Morning dove won’t stop leaking blank
whistle moans outside the window.
The desk is a derelict warehouse of ideas,
clinging limoncello rings, coffee cream
cum. Paw these fragments, map folds.
Find a place, make the route. Morning
dove flits a winged flume, starts a rival.

 

 

Barbed wire holds up the bronze cross
beside the low water crossing, buckled
slab that skips cars over the spittling
creek gush, washes futures away. Drunk
cowboy pisses Christ’s vinegar sponge
over the memorial, dares his silent friends
to tell him he’s going to hell.
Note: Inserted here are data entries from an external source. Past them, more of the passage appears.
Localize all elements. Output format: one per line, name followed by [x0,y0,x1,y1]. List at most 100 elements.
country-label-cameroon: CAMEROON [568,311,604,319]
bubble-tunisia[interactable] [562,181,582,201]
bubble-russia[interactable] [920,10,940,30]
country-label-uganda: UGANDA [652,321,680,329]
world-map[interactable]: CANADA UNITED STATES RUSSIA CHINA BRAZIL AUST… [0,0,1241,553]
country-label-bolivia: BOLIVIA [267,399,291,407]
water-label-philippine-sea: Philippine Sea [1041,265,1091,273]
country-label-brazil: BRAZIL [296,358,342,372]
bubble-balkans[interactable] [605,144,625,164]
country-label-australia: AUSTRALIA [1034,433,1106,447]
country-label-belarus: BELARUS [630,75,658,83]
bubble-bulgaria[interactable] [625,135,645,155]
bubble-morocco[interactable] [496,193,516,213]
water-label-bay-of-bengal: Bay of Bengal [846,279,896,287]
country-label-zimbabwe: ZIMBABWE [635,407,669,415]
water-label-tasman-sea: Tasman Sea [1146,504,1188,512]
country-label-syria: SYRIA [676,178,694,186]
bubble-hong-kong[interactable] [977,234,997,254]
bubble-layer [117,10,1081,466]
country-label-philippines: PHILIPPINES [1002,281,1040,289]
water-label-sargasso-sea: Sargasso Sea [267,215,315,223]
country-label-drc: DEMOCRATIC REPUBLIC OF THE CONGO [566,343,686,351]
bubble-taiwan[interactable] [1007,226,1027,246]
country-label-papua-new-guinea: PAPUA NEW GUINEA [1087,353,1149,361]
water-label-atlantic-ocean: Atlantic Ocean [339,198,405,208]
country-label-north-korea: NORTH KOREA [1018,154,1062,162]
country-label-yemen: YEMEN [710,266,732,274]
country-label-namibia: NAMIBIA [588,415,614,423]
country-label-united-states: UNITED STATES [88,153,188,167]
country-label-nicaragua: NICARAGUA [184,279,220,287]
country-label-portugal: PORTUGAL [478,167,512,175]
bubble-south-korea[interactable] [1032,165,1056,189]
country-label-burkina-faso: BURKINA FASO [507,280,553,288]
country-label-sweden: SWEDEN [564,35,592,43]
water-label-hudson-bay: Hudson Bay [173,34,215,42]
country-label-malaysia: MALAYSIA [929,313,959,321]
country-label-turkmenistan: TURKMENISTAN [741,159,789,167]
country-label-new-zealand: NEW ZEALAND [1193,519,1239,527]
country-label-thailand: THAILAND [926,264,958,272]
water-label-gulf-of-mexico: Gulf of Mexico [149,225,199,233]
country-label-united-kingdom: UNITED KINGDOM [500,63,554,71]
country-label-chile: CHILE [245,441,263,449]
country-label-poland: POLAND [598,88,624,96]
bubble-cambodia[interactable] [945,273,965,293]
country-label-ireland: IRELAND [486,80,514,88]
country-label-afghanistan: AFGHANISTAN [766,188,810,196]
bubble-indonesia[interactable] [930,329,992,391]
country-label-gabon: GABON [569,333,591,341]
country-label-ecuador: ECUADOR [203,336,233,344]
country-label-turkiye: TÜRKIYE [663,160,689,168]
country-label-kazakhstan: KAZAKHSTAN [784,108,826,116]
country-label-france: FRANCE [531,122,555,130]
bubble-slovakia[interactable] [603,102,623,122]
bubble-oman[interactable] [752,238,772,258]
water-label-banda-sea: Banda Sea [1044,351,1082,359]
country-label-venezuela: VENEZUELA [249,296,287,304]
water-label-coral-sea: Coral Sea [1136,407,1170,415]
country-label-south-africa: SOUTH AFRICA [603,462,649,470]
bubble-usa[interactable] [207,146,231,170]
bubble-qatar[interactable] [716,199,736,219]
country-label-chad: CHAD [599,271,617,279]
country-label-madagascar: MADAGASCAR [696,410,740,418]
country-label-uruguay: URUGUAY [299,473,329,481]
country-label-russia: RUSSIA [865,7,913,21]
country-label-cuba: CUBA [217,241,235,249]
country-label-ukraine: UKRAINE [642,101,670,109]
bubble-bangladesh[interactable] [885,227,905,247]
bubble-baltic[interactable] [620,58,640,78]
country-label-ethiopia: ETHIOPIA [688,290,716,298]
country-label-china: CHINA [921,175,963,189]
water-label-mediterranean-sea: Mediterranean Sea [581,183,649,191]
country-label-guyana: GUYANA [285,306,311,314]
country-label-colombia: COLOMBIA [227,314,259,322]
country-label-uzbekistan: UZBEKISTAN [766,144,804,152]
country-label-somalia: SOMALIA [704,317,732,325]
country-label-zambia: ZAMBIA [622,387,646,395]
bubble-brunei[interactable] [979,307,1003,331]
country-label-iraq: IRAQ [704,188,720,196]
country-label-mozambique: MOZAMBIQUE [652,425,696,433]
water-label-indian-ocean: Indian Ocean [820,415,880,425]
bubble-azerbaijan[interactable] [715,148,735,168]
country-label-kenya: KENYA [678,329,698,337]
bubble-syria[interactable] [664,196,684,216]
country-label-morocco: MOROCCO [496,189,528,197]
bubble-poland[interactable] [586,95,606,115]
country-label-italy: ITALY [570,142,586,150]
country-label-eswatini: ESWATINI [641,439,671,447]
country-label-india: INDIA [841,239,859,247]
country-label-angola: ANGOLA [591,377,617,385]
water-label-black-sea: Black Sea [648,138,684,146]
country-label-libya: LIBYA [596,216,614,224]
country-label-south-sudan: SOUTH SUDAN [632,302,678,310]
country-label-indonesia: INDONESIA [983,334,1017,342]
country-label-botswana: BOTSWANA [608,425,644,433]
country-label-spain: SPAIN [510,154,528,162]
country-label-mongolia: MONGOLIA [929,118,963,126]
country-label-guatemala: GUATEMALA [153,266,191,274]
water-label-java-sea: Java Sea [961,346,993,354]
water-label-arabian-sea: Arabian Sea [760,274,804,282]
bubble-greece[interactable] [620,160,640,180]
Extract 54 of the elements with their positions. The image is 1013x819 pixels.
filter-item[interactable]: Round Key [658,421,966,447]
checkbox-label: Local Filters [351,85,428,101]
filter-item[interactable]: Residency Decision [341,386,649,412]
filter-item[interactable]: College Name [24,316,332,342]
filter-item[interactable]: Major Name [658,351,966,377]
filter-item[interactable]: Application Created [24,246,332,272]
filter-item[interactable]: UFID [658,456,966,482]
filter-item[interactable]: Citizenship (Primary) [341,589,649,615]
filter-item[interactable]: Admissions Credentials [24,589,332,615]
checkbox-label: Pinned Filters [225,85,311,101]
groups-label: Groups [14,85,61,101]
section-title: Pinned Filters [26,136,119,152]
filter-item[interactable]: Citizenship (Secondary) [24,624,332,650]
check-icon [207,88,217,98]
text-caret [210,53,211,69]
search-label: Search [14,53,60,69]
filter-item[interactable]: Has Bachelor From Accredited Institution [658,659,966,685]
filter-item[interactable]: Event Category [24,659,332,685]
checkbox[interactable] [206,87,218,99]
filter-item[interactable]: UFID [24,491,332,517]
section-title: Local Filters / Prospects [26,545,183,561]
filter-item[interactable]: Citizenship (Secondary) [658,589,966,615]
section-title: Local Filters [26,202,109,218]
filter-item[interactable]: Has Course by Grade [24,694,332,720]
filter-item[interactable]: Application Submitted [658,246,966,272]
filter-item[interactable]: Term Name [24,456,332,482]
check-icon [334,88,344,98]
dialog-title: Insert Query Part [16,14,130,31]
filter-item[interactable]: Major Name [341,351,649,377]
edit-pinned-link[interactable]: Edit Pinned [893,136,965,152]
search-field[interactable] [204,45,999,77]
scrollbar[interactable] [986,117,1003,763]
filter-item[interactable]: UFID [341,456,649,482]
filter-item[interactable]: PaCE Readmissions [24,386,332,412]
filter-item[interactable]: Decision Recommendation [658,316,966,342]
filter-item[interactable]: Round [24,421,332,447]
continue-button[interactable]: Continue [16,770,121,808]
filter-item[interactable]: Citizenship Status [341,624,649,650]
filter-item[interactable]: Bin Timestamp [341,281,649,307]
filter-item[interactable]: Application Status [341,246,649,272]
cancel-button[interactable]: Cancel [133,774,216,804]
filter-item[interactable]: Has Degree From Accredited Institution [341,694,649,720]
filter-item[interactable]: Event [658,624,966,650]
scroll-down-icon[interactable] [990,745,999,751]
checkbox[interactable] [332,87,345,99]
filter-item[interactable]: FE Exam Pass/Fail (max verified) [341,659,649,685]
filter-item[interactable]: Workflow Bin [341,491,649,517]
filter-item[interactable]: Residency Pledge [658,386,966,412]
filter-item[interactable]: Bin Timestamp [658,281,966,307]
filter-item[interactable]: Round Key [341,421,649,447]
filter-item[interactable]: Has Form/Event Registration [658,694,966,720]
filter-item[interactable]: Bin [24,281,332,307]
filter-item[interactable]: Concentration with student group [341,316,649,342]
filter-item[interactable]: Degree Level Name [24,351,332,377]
Dusk snarls
at light and nobody wins.

 

 

My uncle dies of Baptist stupor, nostalgic,
misshapen. Days caked in silt loam, the
promise oily bacon, coffee, crumbling
biscuits, days left tattered in feedsacks,
T-posts, residue of German immigrant
names heading west with the sun, the
harvest, Gothic remembrance times.

 

Seth Copeland lives with his wife in Oklahoma City and is currently pursuing an MA in Creative Writing. His poems have appeared in Menacing Hedge, This Land, and Crab Fat, among others. In the past he worked on Cuento and The Oklahoma Review, and now edits the digital journal petrichor.